16 Aralık 2012 Pazar

ZÜBÜK (Bir Mektup)

Arkadaşının Almanca
Öğretmenine cevabı

Sevgili (…)
Uzun zamandır merak ettiğin, herkesin konuştuğu meşhur Zübükzade ile tanışabildiğine memnun oldum ancak bazı çekincelerimi seninle de paylaşmak isterim. Elbette, özellikle senin çalıştığın ilçe gibi küçük yerlerde, dedikodu boldur. Milletin ağzı torba değil ki büzesin! Şüphesiz bunların bir kısmı da söylentilerdir. Ancak bu kadar çok kişi farklı farklı olaylar anlatarak bu adamdan yakınıyorsa dikkatli ol derim. Tabi bu yalnızca uzaktaki bir arkadaşının tavsiyesi; istediğin gibi düşünmekte, ilçe sakinlerinin her şeyi abartarak anlattığını, İbrahim Bey’in aslında çok iyi bir insan olduğunu ve seni anlayabileceğini düşünmekte özgürsün. Yine de, bütün anlatılanların yalan olduğuna kanaat getirsen bile her yalanda bir gerçeklik payı bulunduğunu unutma lütfen. Eğer Zübük için söylenenlerin yarısı doğruysa, böyle bir insana elini verenin kolunu alamayacağını bilmek için âlim olmak gerekmez. Kapı hikâyesine gelirsek, ona açıkçası pek inanasım gelmedi. Adamı, bulunduğu yere getiren ufak tefek rastlantılar vardır elbet ama bu kadarı olamaz bence.

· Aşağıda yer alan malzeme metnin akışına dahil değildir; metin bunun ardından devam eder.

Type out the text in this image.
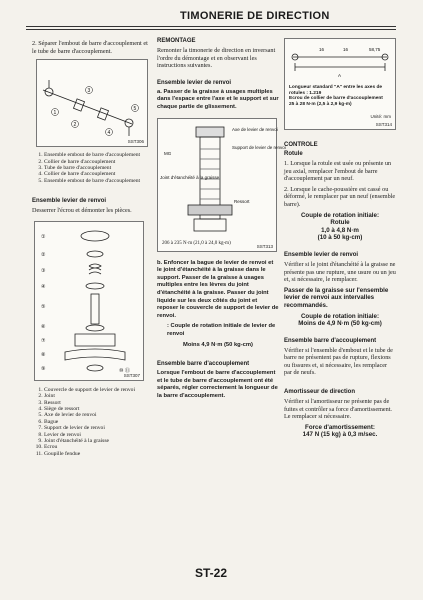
TIMONERIE DE DIRECTION

2. Séparer l'embout de barre d'accouplement et le tube de barre d'accouplement.

1
2
3
4
5
SST306
1. Ensemble embout de barre d'accouplement
2. Collier de barre d'accouplement
3. Tube de barre d'accouplement
4. Collier de barre d'accouplement
5. Ensemble embout de barre d'accouplement
Ensemble levier de renvoi

Desserrer l'écrou et démonter les pièces.

①
②
③
④
⑤
⑥
⑦
⑧
⑨	⑩ ⑪
SST307
1. Couvercle de support de levier de renvoi
2. Joint
3. Ressort
4. Siège de ressort
5. Axe de levier de renvoi
6. Bague
7. Support de levier de renvoi
8. Levier de renvoi
9. Joint d'étanchéité à la graisse
10. Ecrou
11. Goupille fendue
REMONTAGE

Remonter la timonerie de direction en inversant l'ordre du démontage et en observant les instructions suivantes.

Ensemble levier de renvoi

a. Passer de la graisse à usages multiples dans l'espace entre l'axe et le support et sur chaque partie de glissement.

Axe de levier de renvoi
Support de levier de renvoi
Joint d'étanchéité à la graisse
Ressort
MG
206 à 235 N·m (21,0 à 24,0 kg-m)
SST313

b. Enfoncer la bague de levier de renvoi et le joint d'étanchéité à la graisse dans le support. Passer de la graisse à usages multiples entre les lèvres du joint d'étanchéité à la graisse. Passer du joint liquide sur les deux côtés du joint et reposer le couvercle de support de levier de renvoi.

: Couple de rotation initiale de levier de renvoi

Moins 4,9 N·m (50 kg-cm)

Ensemble barre d'accouplement

Lorsque l'embout de barre d'accouplement et le tube de barre d'accouplement ont été séparés, régler correctement la longueur de la barre d'accouplement.

16	16	58,75
A
Longueur standard "A" entre les axes de rotules : 1.219
Ecrou de collier de barre d'accouplement
25 à 28 N·m (2,5 à 2,9 kg-m)
Unité: mm
SST314
CONTROLE
Rotule

1. Lorsque la rotule est usée ou présente un jeu axial, remplacer l'embout de barre d'accouplement par un neuf.

2. Lorsque le cache-poussière est cassé ou déformé, le remplacer par un neuf (ensemble barre).

Couple de rotation initiale:

Rotule

1,0 à 4,8 N·m

(10 à 50 kg-cm)

Ensemble levier de renvoi

Vérifier si le joint d'étanchéité à la graisse ne présente pas une rupture, une usure ou un jeu et, si nécessaire, le remplacer.

Passer de la graisse sur l'ensemble levier de renvoi aux intervalles recommandés.

Couple de rotation initiale:

Moins de 4,9 N·m (50 kg-cm)

Ensemble barre d'accouplement

Vérifier si l'ensemble d'embout et le tube de barre ne présentent pas de rupture, flexions ou fissures et, si nécessaire, les remplacer par de neufs.

Amortisseur de direction

Vérifier si l'amortisseur ne présente pas de fuites et contrôler sa force d'amortissement. Le remplacer si nécessaire.

Force d'amortissement:

147 N (15 kg) à 0,3 m/sec.

ST-22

Orada boğulduğunu, kurtulmak istediğini biliyorum ama herkes canını yaktığı iddia edilen, nereden, nasıl geldiği belirsiz birine biriktirdiğin bütün parayı göndermek bence –üzgünüm ama- biraz düşüncesiz ve tedbiriz bir hareket olmuş. Umarım hayatta bazı şeyleri zor yoldan öğrenmek zorunda kalmazsın. Gerçi, daha önce de söylediğim gibi ben öyle bir yerde çalışmıyorum. İzmir’in içinde fen öğretmenliği yapan birinin, tanımadığı hatta benzerlerine bile rastlamadığı insanlar hakkında yorum yapması ne kadar doğru olur onu da bilemiyorum. Lakin ben Zübükzade’nin dikkat etmediğin takdirde canını yakabileceğini düşünüyorum. Dilerim ki ben haksız çıkarım.
İyi dileklerimle sevgiler

(NOT: Arkadaşının bu mektubu postada kaybolduğu için Almanca öğretmenine hiç ulaşmadı.)